An "irreplaceable" photographic record of Exeter is in danger of being broken up unless it can be preserved and found a new home, says its owner.
Author and photographer Peter Thomas, 66, owns 60,000 images, some of them dating back more than 100 years.
He is hoping a former bus station in the city could be used to house the collection.
The city council said it advised Mr Thomas to reach an agreement with the site's developer and owner.
The archive, which includes 42,000 negatives, needs to be digitised to save it for posterity, said Mr Thomas who has spent nearly 40 years putting it together.
He believes a purpose-built home for the collection would become a major tourist attraction.
"The most important thing about an archive like this is that the public must have an opportunity to see it," he said. "There's no point having them tucked away."
The collection includes images of Exeter being bombed during World War Two and of King George VI and the Queen Mother, the Duke and Duchess of Clarence, on honeymoon in 1923.

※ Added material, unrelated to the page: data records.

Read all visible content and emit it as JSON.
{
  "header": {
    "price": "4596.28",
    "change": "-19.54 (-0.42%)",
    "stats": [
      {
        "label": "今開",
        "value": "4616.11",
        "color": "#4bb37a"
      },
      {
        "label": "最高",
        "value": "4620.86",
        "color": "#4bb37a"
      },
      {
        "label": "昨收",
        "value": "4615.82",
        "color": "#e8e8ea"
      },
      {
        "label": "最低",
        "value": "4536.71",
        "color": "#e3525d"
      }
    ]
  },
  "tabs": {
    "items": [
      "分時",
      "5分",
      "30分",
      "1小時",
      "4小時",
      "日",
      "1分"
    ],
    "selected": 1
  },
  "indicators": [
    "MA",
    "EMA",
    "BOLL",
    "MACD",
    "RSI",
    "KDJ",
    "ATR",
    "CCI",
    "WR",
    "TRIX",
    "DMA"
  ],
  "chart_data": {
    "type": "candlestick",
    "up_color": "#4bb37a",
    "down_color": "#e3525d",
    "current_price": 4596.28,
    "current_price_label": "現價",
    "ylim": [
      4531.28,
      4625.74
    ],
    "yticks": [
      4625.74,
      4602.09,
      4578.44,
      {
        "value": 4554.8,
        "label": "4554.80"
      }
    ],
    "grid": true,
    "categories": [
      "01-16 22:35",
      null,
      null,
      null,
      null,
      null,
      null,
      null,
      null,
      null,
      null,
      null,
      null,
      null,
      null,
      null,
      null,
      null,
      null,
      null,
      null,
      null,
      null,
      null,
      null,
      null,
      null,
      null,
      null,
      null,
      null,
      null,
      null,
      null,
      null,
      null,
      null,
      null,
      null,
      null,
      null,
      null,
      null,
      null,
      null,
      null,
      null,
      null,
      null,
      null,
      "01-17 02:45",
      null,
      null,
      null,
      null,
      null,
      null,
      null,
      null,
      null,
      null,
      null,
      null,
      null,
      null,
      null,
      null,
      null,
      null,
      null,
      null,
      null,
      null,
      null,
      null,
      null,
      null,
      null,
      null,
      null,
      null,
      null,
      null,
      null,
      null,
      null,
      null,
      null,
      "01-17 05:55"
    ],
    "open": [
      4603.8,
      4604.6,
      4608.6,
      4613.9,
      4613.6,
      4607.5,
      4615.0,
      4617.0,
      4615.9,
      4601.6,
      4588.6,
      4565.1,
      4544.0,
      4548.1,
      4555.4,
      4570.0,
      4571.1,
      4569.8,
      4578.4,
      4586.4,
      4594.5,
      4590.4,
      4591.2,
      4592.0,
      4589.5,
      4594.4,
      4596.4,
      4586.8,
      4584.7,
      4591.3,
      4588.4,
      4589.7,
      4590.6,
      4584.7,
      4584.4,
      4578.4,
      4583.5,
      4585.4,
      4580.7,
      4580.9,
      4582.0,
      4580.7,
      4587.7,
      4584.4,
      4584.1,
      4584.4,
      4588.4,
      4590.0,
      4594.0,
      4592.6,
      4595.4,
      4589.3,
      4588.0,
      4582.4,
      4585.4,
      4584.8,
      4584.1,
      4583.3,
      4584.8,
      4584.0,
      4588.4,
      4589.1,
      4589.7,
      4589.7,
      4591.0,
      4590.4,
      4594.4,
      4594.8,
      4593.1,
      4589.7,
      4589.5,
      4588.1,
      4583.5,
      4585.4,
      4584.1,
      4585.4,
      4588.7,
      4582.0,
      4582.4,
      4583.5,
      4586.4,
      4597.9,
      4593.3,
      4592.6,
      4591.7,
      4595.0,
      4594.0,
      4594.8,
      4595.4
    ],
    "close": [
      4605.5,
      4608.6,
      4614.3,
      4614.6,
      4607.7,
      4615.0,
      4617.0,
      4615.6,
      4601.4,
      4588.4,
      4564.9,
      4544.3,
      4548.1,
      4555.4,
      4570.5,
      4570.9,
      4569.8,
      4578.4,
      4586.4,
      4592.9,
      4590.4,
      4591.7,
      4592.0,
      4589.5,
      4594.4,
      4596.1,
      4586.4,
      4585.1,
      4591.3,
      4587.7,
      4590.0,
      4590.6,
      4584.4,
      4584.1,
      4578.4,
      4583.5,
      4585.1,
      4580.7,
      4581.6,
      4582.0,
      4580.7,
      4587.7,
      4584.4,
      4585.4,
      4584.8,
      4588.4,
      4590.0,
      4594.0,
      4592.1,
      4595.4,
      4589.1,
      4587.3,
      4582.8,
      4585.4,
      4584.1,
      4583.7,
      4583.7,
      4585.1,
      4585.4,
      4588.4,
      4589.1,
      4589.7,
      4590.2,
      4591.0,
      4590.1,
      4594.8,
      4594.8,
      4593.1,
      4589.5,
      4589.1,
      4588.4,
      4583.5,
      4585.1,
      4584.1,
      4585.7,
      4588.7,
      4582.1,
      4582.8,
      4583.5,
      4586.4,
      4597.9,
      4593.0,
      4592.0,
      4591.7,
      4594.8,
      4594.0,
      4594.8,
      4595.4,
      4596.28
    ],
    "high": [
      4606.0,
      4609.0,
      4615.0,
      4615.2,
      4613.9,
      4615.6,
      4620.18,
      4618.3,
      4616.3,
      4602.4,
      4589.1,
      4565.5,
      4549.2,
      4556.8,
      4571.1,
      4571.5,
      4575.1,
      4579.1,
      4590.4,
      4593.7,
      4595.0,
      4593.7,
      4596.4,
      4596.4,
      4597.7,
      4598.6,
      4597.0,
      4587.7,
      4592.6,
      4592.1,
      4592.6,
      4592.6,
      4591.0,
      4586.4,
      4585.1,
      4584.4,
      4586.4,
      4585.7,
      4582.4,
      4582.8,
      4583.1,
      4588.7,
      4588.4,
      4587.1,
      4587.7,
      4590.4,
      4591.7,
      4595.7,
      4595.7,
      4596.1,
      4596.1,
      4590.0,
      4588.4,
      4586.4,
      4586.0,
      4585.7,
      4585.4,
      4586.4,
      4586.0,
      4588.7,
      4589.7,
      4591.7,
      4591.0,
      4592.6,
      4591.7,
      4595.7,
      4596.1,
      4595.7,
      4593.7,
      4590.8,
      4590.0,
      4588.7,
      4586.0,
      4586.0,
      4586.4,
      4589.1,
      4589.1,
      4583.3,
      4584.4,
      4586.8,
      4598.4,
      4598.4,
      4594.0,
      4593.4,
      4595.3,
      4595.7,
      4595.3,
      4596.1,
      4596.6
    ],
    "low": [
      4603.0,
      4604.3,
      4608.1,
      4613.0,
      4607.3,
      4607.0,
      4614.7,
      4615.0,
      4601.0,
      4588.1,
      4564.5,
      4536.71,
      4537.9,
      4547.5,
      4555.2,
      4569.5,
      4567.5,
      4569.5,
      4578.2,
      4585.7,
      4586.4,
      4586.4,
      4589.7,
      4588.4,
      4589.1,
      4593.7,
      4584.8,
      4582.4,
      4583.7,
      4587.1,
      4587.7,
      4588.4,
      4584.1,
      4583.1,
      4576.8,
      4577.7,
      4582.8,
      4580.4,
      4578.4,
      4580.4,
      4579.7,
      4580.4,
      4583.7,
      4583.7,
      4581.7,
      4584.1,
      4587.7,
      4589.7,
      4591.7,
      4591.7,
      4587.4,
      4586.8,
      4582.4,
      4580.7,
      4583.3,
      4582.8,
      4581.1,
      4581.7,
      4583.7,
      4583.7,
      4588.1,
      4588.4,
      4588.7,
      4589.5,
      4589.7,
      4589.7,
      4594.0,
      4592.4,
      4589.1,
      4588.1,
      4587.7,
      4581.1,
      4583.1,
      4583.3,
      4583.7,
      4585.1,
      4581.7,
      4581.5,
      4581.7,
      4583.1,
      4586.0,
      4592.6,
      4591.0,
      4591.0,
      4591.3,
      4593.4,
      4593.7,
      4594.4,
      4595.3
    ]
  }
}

Mr Thomas has proposed to the council and property developers that a former bus station in the city centre could be developed into a tourist centre which could house the collection.
He added: "There might come a time when I would have to make a decision, a sad one, when I might have to split the collection up and sell it bit by bit. A huge loss for Exeter."
A city council spokesman said they were aware of the outline proposal but "it was made clear to Peter that if the attraction was to form part of the bus and coach station redevelopment he would have to reach agreement with the property developer and owner".